また迷っている一瞬のうちに、この星は滅んでいるのだろう。


つまり考えるだけ無駄だと言う事だ。



ただ、一つ心残りがあるとするならば。


……彼女は恐らく死なない。


今までいろいろな人間を見てきたが、超能力が強い人間は、大体死なない。

いや、流石に不意打ちで殺せば死ぬのだが、自然死はしないのだ。きっと、無意識のうちに、能力を使っているのだと思う。

その証拠に、彼女の細胞もまた、劣化しない。

彼女が死にたいと思わない限りは、生き続けるのだろう。


然し私は違う。

私は生物ではないが、劣化はする。燃料も減っていく。

今はこの小さな体で、少しでも動けるように、と延命しているが、いつかは動かなくなることだろう。


その時彼女は、どうなるのだろう。

何も知らない彼女は、何もない世界で、ただ一人、ただ一つとして存在し続けなければならないのだ。
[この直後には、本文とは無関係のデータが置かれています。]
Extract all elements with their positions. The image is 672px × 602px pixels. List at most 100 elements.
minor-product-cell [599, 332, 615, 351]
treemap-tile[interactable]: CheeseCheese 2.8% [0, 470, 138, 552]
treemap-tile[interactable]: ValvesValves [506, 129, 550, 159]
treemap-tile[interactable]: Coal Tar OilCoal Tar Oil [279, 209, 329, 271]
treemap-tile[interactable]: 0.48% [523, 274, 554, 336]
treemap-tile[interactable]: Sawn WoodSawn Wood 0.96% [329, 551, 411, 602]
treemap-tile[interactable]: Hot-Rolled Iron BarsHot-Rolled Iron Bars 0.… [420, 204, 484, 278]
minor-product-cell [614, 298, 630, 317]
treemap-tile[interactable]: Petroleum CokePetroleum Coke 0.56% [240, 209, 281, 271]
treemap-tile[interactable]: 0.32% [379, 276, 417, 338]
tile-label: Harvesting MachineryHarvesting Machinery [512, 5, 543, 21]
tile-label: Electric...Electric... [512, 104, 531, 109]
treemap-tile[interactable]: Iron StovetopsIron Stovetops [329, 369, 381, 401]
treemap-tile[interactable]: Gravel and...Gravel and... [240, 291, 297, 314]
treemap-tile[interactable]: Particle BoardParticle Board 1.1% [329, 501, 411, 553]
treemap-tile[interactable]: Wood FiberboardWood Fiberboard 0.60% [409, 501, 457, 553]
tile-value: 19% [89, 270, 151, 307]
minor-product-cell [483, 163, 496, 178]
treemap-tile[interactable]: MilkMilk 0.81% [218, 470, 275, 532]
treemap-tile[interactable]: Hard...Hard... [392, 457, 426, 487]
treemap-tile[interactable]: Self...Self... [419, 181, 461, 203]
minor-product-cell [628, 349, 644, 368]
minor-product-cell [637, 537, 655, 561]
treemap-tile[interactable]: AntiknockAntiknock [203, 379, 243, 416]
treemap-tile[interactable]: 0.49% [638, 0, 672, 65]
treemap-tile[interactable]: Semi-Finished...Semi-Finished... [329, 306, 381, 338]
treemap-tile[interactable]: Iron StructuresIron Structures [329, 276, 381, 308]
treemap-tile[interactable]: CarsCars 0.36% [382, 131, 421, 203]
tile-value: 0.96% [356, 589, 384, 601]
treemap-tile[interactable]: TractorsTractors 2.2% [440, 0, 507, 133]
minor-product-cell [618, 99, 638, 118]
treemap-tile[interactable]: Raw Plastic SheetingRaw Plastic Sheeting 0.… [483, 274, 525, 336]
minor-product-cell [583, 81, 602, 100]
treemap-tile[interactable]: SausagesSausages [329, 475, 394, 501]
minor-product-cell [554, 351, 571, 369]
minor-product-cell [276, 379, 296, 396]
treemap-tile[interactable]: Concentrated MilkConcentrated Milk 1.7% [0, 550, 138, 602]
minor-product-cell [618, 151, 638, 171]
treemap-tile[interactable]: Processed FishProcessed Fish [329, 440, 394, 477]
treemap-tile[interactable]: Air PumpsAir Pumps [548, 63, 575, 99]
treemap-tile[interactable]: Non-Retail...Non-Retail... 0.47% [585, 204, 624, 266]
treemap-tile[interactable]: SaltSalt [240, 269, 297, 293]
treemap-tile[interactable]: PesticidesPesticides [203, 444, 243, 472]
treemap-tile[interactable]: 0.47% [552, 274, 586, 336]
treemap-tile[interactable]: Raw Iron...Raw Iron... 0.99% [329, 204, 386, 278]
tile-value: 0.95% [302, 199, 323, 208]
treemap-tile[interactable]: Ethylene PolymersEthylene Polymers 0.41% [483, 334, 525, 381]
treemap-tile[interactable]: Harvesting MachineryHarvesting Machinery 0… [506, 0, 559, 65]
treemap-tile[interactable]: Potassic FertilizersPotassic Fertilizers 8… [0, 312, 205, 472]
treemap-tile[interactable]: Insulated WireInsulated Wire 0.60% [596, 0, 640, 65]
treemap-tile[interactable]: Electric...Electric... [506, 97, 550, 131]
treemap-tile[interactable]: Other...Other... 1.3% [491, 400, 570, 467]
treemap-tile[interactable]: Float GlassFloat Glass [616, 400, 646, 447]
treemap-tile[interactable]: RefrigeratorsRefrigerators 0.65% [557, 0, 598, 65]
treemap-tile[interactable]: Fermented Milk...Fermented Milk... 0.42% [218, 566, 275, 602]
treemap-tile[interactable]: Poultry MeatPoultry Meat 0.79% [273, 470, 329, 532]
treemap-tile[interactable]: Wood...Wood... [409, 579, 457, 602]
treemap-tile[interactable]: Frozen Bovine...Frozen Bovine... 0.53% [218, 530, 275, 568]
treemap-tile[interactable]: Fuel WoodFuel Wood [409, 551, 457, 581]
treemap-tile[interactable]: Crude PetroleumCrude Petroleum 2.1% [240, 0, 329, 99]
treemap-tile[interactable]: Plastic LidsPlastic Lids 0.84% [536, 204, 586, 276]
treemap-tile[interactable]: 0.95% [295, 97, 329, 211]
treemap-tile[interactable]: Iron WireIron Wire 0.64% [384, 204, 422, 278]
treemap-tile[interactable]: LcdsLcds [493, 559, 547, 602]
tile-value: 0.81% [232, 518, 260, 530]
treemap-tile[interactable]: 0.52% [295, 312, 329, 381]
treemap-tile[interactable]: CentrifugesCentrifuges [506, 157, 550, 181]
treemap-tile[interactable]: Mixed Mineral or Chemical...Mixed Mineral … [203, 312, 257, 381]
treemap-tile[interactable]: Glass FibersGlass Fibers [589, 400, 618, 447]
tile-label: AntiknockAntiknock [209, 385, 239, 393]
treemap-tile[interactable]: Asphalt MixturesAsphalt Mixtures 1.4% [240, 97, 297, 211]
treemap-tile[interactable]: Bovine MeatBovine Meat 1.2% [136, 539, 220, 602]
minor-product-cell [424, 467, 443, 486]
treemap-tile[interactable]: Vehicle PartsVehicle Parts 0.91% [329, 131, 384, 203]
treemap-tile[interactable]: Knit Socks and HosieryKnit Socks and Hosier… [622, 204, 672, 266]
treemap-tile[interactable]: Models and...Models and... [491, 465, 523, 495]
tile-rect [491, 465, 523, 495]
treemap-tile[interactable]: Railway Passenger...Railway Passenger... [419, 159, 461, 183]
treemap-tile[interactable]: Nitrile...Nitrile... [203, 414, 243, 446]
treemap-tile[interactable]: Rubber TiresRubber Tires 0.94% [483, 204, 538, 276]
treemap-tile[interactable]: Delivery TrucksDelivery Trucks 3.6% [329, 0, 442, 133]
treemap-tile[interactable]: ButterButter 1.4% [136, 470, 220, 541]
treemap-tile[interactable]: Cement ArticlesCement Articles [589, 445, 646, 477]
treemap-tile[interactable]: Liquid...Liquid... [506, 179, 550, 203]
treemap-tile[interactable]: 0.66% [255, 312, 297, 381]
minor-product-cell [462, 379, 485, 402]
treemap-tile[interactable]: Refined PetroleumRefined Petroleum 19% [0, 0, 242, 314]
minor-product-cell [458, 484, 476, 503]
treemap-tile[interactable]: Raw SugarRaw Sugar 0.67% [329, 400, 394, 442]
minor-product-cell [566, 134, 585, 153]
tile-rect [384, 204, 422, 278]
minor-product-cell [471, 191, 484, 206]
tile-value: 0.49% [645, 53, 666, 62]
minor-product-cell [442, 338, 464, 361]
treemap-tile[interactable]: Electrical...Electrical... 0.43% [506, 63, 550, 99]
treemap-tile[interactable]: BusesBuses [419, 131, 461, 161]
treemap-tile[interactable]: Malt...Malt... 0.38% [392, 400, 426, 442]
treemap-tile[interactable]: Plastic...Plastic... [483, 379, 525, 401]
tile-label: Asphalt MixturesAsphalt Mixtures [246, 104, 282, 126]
そして彼女は、食料やら生活必需品やらは生み出せるが、生き物は生み出せないらしい。

色々誘導してみたが、無理だった。

流石の彼女にも、能力の限界があるらしい。少し安心した半面、この上なく残酷だとも思う。


私は彼女に真実を話すつもりはない。

そして、彼女を一人にするつもりも。


私が死ぬ直前に、私が、彼女を殺す。

それが、世界を滅ぼした、愚かな龍なりのケジメだ。


だから、それまでは……。


二人だけの世界を楽しもうと思う。